Viacom v. Google Turns to Comedy

Typically, deposed witnesses must swear to tell the truth, the whole
truth and nothing but the truth. But what about “truthiness”?

The issue could come up, now that Google announced it intends to
depose Stephen Colbert, the host of Comedy
Central’s Colbert Report, as it
defends itself against a billion dollar copyright lawsuit from Viacom.

Colbert is perhaps best known for his adherence to truthiness in
his satirical views on politics and American culture. He joins John
Stewart, host of Comedy Central’s other hit program The
Daily Show
, on a list otherwise loaded with executives, company
founders and lawyers.

Google’s list of witnesses, filed in a U.S. District in New
York, includes Viacom majority owner Sumner Redstone, Viacom CEO
Phillipe Dauman, Viacom General Counsel Michael Fricklas and others.

Viacom’s list includes Google founders Larry
Page and Sergey Brin, YouTube founders Steve Chen and Chad Hurley,
Google CEO Eric Schmidt and 23 others.

Colbert and Stewart likely join the list of executives due to their
one-time popularity on Google’s video-sharing site YouTube, which Viacom alleges Google uses to “promote and profit from massive
copyright infringement of television programs and feature films on an
unprecedented scale,” as a copy of the filing obtained by
internetnews.com reads.

A Google spokesperson told internetnews.com the filing is in
practicality a negotiation document and that many of those named will
not end up providing depositions. Viacom declined to comment.

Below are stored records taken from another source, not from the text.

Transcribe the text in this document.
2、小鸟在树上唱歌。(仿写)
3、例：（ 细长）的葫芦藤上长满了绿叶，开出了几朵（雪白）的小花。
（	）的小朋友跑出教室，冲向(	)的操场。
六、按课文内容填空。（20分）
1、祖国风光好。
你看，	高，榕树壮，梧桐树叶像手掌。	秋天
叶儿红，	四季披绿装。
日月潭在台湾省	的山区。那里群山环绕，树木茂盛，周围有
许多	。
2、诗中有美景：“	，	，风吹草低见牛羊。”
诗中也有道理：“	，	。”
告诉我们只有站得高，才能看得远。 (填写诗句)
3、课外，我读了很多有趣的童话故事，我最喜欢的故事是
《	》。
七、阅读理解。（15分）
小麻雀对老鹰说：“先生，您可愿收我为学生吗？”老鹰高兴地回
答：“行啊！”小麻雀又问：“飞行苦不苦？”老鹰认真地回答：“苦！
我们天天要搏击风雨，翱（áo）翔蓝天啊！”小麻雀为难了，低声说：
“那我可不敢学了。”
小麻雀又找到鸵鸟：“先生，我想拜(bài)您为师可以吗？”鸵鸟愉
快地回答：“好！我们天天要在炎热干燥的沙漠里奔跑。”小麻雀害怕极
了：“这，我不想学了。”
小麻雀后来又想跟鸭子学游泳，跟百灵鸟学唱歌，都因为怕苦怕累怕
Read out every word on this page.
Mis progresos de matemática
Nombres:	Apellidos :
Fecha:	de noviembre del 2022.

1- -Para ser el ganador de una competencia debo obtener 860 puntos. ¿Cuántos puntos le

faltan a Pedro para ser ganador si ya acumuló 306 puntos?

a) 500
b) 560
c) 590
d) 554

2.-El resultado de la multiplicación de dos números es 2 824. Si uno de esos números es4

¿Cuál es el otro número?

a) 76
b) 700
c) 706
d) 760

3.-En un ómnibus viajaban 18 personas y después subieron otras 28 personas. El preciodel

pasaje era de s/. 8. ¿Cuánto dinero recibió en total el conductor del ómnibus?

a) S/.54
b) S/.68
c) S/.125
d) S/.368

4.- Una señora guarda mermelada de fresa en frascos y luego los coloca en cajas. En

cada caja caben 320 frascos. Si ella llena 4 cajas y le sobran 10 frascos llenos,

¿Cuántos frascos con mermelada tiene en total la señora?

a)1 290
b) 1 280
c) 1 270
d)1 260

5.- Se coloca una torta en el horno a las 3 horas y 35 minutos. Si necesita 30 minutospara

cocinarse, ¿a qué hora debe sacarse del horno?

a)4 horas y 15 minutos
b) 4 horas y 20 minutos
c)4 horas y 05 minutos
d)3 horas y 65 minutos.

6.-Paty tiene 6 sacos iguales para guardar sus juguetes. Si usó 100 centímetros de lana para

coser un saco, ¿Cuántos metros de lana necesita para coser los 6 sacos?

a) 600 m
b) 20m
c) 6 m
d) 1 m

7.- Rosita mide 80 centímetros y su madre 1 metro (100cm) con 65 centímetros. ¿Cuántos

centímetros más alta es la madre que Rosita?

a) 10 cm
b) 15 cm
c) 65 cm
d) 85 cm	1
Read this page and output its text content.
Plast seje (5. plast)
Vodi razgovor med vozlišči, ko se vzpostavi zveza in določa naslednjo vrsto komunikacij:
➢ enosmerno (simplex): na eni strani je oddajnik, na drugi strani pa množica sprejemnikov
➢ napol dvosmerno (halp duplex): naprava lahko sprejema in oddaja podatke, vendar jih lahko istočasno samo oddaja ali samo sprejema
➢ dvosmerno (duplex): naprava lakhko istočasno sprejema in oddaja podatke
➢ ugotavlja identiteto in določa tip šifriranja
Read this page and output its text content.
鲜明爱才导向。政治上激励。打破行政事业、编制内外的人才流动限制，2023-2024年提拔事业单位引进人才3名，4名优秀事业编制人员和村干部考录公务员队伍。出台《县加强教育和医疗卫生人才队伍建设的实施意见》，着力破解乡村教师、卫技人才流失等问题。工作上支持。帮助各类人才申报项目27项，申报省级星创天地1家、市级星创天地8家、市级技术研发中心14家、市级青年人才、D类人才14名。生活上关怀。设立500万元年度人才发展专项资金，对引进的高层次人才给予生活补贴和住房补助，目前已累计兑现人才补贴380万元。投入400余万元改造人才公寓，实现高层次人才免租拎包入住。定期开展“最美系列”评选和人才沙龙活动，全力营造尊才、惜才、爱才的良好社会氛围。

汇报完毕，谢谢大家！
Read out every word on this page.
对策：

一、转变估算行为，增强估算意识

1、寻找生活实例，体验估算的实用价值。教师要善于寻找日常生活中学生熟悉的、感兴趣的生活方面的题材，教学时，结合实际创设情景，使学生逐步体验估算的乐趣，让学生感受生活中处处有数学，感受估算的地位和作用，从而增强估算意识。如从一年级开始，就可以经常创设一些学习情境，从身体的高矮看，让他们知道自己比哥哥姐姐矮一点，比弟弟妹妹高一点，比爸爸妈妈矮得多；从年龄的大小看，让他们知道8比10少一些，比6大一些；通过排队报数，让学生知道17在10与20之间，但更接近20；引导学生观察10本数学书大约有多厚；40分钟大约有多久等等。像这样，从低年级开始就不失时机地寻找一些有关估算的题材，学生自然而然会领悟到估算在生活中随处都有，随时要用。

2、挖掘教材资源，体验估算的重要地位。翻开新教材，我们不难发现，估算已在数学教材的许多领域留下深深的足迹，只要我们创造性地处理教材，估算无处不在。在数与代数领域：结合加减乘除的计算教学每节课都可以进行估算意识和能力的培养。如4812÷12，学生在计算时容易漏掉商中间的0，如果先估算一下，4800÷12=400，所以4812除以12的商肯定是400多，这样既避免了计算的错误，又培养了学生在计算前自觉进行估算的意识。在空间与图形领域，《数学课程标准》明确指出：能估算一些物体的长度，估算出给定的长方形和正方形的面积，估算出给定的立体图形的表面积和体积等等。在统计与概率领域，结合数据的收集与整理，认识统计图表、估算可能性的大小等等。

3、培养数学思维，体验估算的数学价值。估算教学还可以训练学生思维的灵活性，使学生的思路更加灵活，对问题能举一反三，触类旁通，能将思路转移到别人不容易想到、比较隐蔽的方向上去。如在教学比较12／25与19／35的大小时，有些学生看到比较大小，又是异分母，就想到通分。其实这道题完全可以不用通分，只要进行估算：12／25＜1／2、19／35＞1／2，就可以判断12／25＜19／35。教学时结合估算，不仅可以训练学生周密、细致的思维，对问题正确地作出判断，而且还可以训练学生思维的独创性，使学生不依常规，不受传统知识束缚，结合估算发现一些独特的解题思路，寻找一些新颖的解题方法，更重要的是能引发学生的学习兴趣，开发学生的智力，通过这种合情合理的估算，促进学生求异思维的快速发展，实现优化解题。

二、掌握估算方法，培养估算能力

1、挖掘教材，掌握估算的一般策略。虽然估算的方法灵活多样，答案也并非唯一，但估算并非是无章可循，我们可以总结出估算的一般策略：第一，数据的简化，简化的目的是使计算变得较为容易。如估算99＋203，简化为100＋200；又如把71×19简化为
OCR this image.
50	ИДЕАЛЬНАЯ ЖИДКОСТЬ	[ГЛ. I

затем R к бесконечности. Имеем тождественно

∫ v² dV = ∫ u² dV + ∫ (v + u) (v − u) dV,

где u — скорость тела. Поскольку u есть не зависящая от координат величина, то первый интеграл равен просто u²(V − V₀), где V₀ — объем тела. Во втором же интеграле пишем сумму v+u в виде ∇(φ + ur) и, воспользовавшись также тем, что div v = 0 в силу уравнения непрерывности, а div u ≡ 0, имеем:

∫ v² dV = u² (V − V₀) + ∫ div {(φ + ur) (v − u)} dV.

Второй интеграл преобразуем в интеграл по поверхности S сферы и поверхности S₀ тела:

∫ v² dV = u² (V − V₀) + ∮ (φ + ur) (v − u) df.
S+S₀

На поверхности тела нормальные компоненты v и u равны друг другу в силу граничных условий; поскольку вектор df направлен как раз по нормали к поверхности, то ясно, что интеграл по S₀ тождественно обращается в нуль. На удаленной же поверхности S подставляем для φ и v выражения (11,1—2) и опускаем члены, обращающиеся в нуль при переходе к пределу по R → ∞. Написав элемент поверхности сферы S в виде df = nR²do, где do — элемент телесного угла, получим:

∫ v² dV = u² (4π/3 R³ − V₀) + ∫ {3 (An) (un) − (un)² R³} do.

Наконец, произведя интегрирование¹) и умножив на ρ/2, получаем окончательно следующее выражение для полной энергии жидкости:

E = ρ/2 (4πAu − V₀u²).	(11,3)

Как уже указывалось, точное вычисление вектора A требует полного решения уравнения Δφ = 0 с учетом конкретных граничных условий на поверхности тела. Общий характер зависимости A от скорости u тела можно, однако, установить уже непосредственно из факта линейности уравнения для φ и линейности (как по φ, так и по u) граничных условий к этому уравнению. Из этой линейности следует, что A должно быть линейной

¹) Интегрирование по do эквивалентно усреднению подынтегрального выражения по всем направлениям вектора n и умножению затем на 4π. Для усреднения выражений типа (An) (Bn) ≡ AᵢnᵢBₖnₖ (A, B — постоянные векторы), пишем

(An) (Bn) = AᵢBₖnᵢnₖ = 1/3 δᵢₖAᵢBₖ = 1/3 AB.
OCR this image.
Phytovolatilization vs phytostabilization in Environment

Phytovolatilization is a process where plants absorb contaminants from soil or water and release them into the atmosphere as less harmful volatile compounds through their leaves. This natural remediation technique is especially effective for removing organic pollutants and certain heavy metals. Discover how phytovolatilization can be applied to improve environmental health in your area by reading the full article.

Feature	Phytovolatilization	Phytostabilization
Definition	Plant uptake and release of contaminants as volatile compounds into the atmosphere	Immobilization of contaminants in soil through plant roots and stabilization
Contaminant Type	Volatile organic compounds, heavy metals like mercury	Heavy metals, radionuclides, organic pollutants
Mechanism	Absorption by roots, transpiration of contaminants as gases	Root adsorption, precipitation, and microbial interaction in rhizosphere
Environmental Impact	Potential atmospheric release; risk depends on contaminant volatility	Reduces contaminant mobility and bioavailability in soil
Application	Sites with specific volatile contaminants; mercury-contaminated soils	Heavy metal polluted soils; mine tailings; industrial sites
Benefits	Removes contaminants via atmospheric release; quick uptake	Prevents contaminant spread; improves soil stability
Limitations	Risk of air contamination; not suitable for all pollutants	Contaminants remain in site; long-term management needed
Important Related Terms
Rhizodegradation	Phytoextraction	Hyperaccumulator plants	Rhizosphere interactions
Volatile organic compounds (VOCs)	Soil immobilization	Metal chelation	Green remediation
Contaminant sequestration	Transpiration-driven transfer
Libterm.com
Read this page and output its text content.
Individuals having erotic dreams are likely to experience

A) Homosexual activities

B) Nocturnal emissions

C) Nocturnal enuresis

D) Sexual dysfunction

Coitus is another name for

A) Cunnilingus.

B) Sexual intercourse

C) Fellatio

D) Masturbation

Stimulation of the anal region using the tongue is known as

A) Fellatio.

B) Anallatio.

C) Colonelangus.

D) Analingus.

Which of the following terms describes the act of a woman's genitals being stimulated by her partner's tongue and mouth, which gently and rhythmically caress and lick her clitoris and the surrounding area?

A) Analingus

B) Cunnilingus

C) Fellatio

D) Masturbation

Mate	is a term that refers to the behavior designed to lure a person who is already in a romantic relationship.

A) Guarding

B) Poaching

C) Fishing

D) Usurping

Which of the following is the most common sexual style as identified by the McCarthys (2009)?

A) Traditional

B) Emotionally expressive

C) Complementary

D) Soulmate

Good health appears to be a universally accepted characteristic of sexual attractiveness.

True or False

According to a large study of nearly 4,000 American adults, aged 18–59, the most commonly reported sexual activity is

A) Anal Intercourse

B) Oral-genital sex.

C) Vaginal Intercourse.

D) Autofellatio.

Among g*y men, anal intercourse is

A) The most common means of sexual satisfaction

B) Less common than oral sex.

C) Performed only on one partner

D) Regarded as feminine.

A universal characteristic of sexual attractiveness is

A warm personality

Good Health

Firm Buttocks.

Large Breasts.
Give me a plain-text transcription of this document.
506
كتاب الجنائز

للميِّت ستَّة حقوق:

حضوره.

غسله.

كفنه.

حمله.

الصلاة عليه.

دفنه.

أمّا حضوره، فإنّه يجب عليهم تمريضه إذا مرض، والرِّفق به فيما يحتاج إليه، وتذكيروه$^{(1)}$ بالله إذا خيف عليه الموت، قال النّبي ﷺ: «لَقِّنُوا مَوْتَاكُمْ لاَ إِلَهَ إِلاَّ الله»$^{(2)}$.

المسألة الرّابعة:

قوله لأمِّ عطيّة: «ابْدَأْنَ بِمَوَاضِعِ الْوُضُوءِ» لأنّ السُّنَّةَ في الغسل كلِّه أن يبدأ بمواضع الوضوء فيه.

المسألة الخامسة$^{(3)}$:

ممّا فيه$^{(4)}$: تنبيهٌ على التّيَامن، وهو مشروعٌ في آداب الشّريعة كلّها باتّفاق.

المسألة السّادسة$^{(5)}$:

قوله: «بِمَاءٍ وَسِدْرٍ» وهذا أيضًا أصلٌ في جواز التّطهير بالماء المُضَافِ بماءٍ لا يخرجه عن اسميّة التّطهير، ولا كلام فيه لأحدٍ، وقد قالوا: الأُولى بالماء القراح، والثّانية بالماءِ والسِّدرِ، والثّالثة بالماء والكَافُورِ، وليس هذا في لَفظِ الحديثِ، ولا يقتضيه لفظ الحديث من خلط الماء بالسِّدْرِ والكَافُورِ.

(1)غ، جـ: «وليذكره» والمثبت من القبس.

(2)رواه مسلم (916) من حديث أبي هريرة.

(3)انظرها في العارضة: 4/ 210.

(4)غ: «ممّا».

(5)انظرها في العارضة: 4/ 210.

Viacom and Google are in court to decide which
of the two companies should bear the cost of keeping Viacom’s
copyrighted content off YouTube.
Viacom seeks $1 billion in damages.

To defend itself, Google will rely on section 5.12 of the Digital
Millennium Copyright Act (DMCA). Google will argue the DMCA
protects Internet companies like YouTube from being held liable for
the copyright infringement of its users and that the law
makes viable a wide range of Web 2.0 businesses that would be
overburdened by the cost of policing their users.

Viacom, however, believes that, although the DMCA provides some
Internet companies “safe harbor,” companies that profit from
copyright infringement and could do something to stop it are not
guaranteed protection by the law. It argues that if Google’s
interpretation of the DMCA were made law, copyright-holding content
creators would lose incentive to work.

Third-party depositions will begin Nov. 7. Viacom and Google depositions start March 7, 2008.